Between 1975 and 2000 17 November was responsible for more than 20 assassinations, mainly leading businesspeople, politicians and officials of foreign governments (mainly the US and Britain). Greek authorities dismantled the group in 2002, but its demise was followed by the rise of Epanastatikos Agonas (“Revolutionary Struggle”), thought to be linked to 17 November but not possessing the former’s operational capacity or rigorous ideological doctrine. (Greek authorities also claim to have dismantled this group.)

Since December 2008, when Athens was shaken by nearly three weeks of rioting, two new Greek terrorist groups have emerged: the Conspiracy Nuclei of Fire and the Sect of Revolutionaries, which between them have claimed responsibility for most of the post-2008 terrorist activity in the country. They have killed fewer people than their predecessors but have struck more frequently. Their literature is less ideological than that of 17 November or Revolutionary Struggle; in place of dense Marxist diatribe comes stark language wearing the cloak of an anarchical militarist doctrine.

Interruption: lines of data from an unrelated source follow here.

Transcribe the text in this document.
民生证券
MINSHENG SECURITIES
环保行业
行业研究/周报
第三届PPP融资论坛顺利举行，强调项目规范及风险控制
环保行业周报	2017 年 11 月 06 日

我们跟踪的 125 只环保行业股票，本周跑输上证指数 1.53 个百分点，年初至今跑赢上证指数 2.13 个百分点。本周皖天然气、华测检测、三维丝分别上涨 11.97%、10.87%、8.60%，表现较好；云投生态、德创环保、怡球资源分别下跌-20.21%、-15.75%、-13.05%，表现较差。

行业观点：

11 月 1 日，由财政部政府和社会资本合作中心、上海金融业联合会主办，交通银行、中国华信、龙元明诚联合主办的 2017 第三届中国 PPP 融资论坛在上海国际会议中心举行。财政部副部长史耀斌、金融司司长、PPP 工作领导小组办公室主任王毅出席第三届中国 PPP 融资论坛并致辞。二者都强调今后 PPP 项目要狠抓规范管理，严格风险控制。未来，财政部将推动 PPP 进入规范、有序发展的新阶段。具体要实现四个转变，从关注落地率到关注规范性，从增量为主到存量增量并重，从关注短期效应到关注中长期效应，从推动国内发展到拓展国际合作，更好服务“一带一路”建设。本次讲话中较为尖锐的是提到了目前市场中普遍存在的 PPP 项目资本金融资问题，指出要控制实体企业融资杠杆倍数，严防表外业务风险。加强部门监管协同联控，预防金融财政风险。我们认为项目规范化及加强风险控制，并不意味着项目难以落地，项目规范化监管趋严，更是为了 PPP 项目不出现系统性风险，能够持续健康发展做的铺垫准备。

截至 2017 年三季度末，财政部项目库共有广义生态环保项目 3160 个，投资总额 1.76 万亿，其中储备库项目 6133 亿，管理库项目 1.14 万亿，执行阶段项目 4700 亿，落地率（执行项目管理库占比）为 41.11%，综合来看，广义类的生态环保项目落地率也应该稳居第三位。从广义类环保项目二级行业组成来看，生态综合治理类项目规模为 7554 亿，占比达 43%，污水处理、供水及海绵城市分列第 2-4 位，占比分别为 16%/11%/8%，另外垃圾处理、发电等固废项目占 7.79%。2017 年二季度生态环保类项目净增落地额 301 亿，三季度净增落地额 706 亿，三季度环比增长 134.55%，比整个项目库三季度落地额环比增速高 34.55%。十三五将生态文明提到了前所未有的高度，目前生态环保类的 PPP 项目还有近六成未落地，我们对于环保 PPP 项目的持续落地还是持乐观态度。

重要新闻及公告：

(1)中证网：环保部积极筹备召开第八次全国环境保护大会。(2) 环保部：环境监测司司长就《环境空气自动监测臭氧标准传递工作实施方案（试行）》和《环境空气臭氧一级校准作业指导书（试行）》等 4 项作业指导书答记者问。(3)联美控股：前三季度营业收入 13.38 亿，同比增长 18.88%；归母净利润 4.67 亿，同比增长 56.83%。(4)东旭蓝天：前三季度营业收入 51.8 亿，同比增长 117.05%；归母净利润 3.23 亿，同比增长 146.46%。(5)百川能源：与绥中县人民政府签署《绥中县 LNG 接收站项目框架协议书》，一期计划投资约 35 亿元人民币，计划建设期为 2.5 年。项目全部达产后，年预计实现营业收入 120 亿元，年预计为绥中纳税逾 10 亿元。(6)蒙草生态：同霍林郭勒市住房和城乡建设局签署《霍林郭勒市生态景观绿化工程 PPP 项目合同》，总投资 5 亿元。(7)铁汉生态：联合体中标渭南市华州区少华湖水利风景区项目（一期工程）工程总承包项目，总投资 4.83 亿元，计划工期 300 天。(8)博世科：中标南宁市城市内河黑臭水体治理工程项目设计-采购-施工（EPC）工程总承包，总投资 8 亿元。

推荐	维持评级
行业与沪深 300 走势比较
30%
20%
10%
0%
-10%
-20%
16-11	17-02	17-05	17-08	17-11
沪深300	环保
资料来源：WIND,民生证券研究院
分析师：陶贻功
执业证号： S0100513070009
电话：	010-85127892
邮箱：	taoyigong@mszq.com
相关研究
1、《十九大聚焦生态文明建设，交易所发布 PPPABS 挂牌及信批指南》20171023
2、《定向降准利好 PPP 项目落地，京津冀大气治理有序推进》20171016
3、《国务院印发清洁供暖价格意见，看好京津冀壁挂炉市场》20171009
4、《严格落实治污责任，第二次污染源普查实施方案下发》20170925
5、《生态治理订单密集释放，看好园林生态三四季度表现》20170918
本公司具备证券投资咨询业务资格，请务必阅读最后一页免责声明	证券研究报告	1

Police believe today’s assassination was carried out by the Sect of Revolutionaries. If they are right it will be further evidence that the new generation of Greek terrorists is more unpredictable, more erratic and in some ways more dangerous than the previous.

In an odd twist, the man who in 2002 was credited with dismantling 17 November, interior minister Michalis Chrisochoidis, finds himself in the same chair today, faced with a similar task. On June 25th he was targeted with a parcel bomb inside the ministry, which killed his chief security attaché.